Being Afraid, Being Hopeful, and Not Being Careful (Psalm 118:6)

The word 'fear' itself doesn't enter my prayers, worries, or even consciousness on a regular basis.  I've loved rollercoasters and the feeling of falling for as long as I can remember.  I've been cliff-jumping, sky-diving and bungee-jumping.  Public speaking isn't my favourite, but it doesn't paralyze me either.  I have a decent enough amount of confidence to fake confidence in most situations.  I'm terrified of snakes, mind you, but that's not an issue that rears its proverbial head much in my day-to-day.  I wouldn't generally describe myself as afraid, so I almost skipped today's verse.

But I didn't leave it out and now it won't leave me either.  I might not have the kind of fear that makes my heart race and my knees knock, but I have a nagging, subtle, beneath-the-surface fear that drowns the stirrings in my heart before they have a chance to become dreams.

I keep having these glimpses into what could be, but the fear I haven't wanted to label as fear makes me glance past them.  I don't dare dwell on them, imagine what they could be, let them grow in my dreams, or hope for them.  The fear I never acknowledged is stealing the hope I never put into words.

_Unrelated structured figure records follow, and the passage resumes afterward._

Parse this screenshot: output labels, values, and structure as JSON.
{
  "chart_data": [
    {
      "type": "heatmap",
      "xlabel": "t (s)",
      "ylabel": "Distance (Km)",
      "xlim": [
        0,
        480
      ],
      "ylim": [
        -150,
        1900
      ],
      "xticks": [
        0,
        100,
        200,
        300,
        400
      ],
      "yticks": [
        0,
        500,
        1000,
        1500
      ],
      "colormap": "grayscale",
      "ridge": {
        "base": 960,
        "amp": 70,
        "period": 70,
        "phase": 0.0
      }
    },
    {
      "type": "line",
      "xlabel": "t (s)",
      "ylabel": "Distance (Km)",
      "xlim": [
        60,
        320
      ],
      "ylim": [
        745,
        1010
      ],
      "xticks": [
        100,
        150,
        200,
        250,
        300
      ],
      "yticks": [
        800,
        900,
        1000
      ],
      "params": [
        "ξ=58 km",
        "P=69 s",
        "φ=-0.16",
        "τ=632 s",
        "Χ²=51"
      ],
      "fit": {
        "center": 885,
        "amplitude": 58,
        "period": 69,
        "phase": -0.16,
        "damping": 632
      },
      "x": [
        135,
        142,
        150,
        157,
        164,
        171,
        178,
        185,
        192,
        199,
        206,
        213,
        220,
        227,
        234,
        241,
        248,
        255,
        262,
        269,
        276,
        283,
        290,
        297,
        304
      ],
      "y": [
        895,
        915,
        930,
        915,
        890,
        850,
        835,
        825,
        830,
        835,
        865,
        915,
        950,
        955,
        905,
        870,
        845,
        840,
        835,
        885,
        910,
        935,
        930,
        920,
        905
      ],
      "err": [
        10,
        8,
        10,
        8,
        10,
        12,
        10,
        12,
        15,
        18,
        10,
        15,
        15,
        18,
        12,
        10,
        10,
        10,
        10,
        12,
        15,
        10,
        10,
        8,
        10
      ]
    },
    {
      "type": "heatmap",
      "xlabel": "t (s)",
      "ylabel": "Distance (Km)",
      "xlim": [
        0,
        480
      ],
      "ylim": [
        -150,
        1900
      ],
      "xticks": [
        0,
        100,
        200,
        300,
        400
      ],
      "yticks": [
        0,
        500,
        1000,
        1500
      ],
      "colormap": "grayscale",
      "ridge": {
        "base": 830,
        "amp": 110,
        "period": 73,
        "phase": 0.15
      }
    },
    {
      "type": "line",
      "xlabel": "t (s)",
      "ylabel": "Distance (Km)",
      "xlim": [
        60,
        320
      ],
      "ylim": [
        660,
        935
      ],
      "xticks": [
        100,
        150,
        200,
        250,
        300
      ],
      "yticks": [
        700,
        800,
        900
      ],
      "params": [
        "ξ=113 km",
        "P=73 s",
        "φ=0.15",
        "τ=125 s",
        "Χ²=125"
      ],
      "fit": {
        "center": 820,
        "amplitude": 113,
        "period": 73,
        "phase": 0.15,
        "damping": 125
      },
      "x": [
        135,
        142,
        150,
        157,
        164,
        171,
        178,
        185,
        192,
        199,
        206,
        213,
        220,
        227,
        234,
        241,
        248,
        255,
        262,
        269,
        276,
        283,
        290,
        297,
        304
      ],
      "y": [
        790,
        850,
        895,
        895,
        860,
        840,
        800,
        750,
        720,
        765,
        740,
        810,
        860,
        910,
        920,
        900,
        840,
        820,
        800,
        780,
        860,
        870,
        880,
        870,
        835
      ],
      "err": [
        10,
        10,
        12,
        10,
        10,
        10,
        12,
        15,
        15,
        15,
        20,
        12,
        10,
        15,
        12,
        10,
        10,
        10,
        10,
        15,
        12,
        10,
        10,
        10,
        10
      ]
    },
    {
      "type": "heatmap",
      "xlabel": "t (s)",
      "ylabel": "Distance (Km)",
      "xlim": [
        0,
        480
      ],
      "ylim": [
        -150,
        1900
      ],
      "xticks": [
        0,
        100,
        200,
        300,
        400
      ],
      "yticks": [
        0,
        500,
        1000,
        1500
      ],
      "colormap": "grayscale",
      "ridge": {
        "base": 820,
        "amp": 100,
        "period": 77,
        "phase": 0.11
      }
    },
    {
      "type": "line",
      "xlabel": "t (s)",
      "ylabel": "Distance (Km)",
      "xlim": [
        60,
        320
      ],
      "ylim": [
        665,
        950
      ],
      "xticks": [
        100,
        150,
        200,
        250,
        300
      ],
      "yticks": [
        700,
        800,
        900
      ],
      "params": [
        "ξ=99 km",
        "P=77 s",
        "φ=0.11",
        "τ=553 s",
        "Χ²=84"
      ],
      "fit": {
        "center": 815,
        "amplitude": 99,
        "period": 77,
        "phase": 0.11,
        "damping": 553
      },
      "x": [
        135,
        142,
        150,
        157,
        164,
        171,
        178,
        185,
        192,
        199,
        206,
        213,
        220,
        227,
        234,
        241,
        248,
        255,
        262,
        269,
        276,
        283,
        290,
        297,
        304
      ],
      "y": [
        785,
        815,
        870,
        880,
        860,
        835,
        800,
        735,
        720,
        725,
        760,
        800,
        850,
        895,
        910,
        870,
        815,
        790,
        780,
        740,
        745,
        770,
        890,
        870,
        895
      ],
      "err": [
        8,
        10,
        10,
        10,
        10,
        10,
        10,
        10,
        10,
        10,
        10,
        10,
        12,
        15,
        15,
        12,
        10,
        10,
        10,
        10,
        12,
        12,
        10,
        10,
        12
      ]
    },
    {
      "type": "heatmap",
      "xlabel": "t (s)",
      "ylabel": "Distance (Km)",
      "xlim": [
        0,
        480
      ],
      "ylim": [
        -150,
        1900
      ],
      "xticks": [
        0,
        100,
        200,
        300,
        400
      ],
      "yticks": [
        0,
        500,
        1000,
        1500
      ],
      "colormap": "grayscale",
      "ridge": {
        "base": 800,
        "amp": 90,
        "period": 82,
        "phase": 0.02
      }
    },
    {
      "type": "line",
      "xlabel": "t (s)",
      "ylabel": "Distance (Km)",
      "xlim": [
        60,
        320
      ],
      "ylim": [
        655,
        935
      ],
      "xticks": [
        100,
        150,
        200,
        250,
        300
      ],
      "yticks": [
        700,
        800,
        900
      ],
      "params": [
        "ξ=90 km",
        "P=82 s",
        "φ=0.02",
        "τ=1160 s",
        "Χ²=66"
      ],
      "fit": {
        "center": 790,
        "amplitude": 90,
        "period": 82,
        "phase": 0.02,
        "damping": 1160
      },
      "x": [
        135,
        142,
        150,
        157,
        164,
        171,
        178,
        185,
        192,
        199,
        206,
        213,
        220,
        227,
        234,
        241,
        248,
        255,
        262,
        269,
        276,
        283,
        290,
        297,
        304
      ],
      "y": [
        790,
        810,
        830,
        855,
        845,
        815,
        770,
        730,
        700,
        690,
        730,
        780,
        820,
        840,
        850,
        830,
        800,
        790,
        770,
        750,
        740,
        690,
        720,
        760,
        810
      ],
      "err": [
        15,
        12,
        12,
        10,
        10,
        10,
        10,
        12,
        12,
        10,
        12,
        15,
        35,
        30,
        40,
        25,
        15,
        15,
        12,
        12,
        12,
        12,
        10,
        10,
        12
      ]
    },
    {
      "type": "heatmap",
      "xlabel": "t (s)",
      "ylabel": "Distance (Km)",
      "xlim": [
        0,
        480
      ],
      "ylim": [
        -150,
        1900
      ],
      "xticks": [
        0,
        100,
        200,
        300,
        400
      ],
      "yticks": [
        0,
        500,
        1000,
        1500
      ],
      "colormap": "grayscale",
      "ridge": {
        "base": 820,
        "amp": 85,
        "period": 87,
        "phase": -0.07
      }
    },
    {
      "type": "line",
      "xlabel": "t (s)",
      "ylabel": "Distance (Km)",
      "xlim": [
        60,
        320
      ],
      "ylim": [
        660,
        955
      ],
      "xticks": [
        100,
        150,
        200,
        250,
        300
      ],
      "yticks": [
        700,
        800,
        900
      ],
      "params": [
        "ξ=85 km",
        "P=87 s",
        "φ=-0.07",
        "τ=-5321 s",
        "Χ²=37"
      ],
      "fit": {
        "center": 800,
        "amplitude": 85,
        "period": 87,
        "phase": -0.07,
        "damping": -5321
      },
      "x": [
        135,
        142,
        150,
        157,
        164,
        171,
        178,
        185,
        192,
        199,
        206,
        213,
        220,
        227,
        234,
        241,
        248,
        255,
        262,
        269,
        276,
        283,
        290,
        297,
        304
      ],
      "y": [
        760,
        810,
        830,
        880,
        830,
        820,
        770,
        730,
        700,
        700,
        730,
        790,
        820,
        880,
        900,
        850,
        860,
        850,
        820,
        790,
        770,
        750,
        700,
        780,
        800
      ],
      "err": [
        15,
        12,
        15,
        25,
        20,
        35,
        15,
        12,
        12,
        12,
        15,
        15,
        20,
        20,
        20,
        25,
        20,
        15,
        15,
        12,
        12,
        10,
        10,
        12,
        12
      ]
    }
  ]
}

I want to hope.  I want to dream the mother of all dreams.  The one He put in my heart.  I want to abandon myself to a radical, foolish, careless, enormous, ridiculous hope.  Even as I type the words, I recognize the fear in that vulnerability.

"When I choose hope, when I choose to engage in that awkward intimacy of believing that He might say no while asking expectantly that He say yes, my heart opens in a way it never does when I’m careful. I’m forced to search Him out, to wrestle with Him. And in so doing He gets the most beautiful part of me." 
- Sara Hagerty

The Lord is with me; I will not be afraid.
What would I hope, if I wasn't being careful?
What would I hope, if I had no fear?